The Beechen Cliff Methodist Church, built in 1905, is located at the bottom of Shakespeare Avenue, with Bruton Community Hall, the home of the monthly Bear Flat Community Market and the Bear Flat Pre-school located at the rear in Bruton Avenue. There are a number of bed and breakfast businesses attracted by the convenient access to the city centre, together with a double glazing showroom and building company on the east side of the Wellsway.

==Bear Flat Artists==

Each year a large group of local artists and crafts people, including painters, potters/ceramicists, sculptors, jewellers and photographers organise an Open Studios event over the Spring Bank Holiday weekend. Numerous homes are opened to the public during this weekend and The Bear Hotel provides space for the artists to display their work, much of this work is also for sale.
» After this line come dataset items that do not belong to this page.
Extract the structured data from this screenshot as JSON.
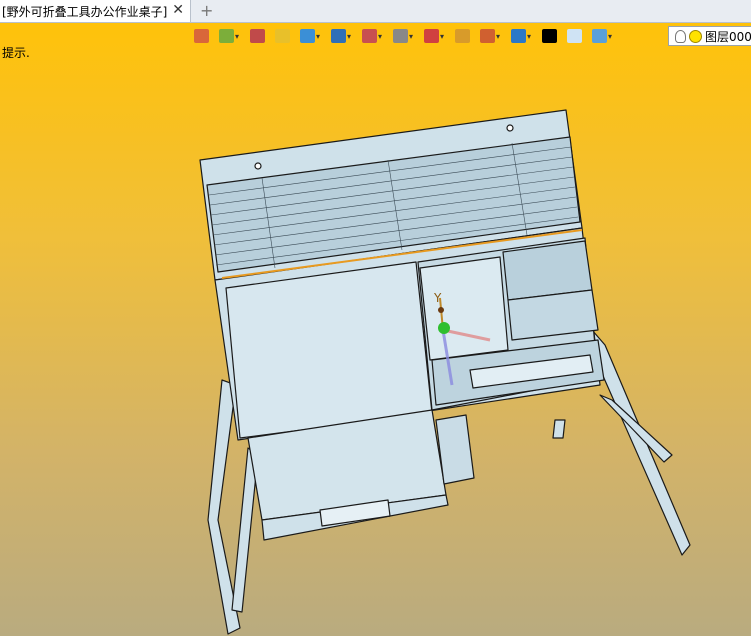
{
  "tab": {
    "title": "[野外可折叠工具办公作业桌子]",
    "close_glyph": "✕",
    "add_glyph": "+"
  },
  "hint": "提示.",
  "toolbar": {
    "items": [
      {
        "name": "import-icon",
        "color": "#d9673a"
      },
      {
        "name": "material-icon",
        "color": "#7cae3a",
        "dropdown": true
      },
      {
        "name": "pen-icon",
        "color": "#c04a4a"
      },
      {
        "name": "box-yellow-icon",
        "color": "#e8c02a"
      },
      {
        "name": "cube-icon",
        "color": "#3b8fd6",
        "dropdown": true
      },
      {
        "name": "components-icon",
        "color": "#2f6fb8",
        "dropdown": true
      },
      {
        "name": "render-icon",
        "color": "#c85050",
        "dropdown": true
      },
      {
        "name": "view-icon",
        "color": "#888888",
        "dropdown": true
      },
      {
        "name": "snap-icon",
        "color": "#d04040",
        "dropdown": true
      },
      {
        "name": "frame-icon",
        "color": "#d89b2a"
      },
      {
        "name": "measure-icon",
        "color": "#d06030",
        "dropdown": true
      },
      {
        "name": "display-icon",
        "color": "#2a78c8",
        "dropdown": true
      },
      {
        "name": "line-color-icon",
        "color": "#000000"
      },
      {
        "name": "fill-color-icon",
        "color": "#cfe3f4"
      },
      {
        "name": "layers-icon",
        "color": "#5aa0d8",
        "dropdown": true
      }
    ],
    "layer_label": "图层000"
  },
  "triad": {
    "y_label": "Y"
  }
}
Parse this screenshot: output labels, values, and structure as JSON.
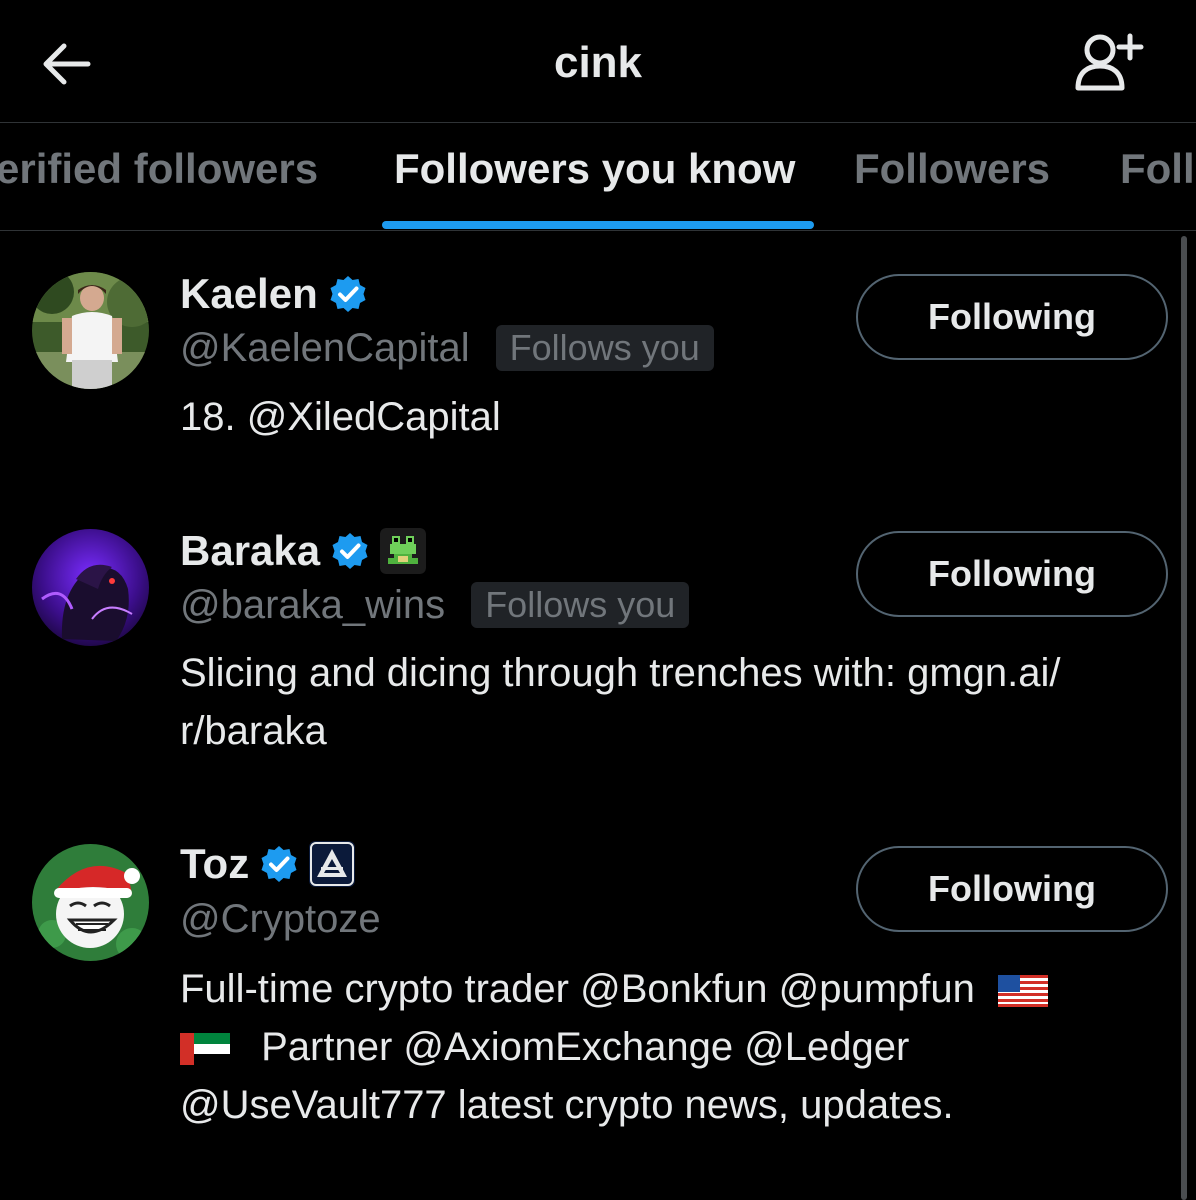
{
  "header": {
    "title": "cink",
    "back_icon": "arrow-left-icon",
    "add_icon": "add-user-icon"
  },
  "tabs": [
    {
      "label": "erified followers",
      "active": false
    },
    {
      "label": "Followers you know",
      "active": true
    },
    {
      "label": "Followers",
      "active": false
    },
    {
      "label": "Foll",
      "active": false
    }
  ],
  "colors": {
    "background": "#000000",
    "accent": "#1d9bf0",
    "text_primary": "#e7e9ea",
    "text_secondary": "#71767b",
    "verified": "#1d9bf0"
  },
  "users": [
    {
      "name": "Kaelen",
      "verified": true,
      "handle": "@KaelenCapital",
      "follows_you": "Follows you",
      "bio": "18. @XiledCapital",
      "button": "Following"
    },
    {
      "name": "Baraka",
      "verified": true,
      "affiliate_badge": "frog-badge-icon",
      "handle": "@baraka_wins",
      "follows_you": "Follows you",
      "bio_line1": "Slicing and dicing through trenches with: gmgn.ai/",
      "bio_line2": "r/baraka",
      "button": "Following"
    },
    {
      "name": "Toz",
      "verified": true,
      "affiliate_badge": "axiom-badge-icon",
      "handle": "@Cryptoze",
      "bio_line1": "Full-time crypto trader @Bonkfun @pumpfun",
      "bio_line2": "Partner @AxiomExchange @Ledger",
      "bio_line3": "@UseVault777 latest crypto news, updates.",
      "flags": [
        "us-flag-icon",
        "uae-flag-icon"
      ],
      "button": "Following"
    }
  ]
}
== Bear Flat Association ==
Bear Flat Association (BFA) is the local residents' association, promoting a vibrant community and seeking to protect and improve Bear Flat and its environs. As well as providing a focal point for representing residents’ views and concerns, BFA takes initiatives, such as setting up festive lighting around Bear Flat's local shops for the first time, creating a community garden at a prominent road junction, and renovating a listed Victorian fountain.

BFA has published a vision paper for its high street as a yardstick for local planners, aiming to make Bear Flat less of a highway and more of a village centre.

BFA runs a monthly community market and repair café, an annual outdoor theatre and carol singing at Christmas. Its monthly Bear Flat Flyer covers both BFA's activities and local news and events.

Formed in 2012, BFA is a membership organisation and registered as a Charitable Incorporated Organisation (1194540).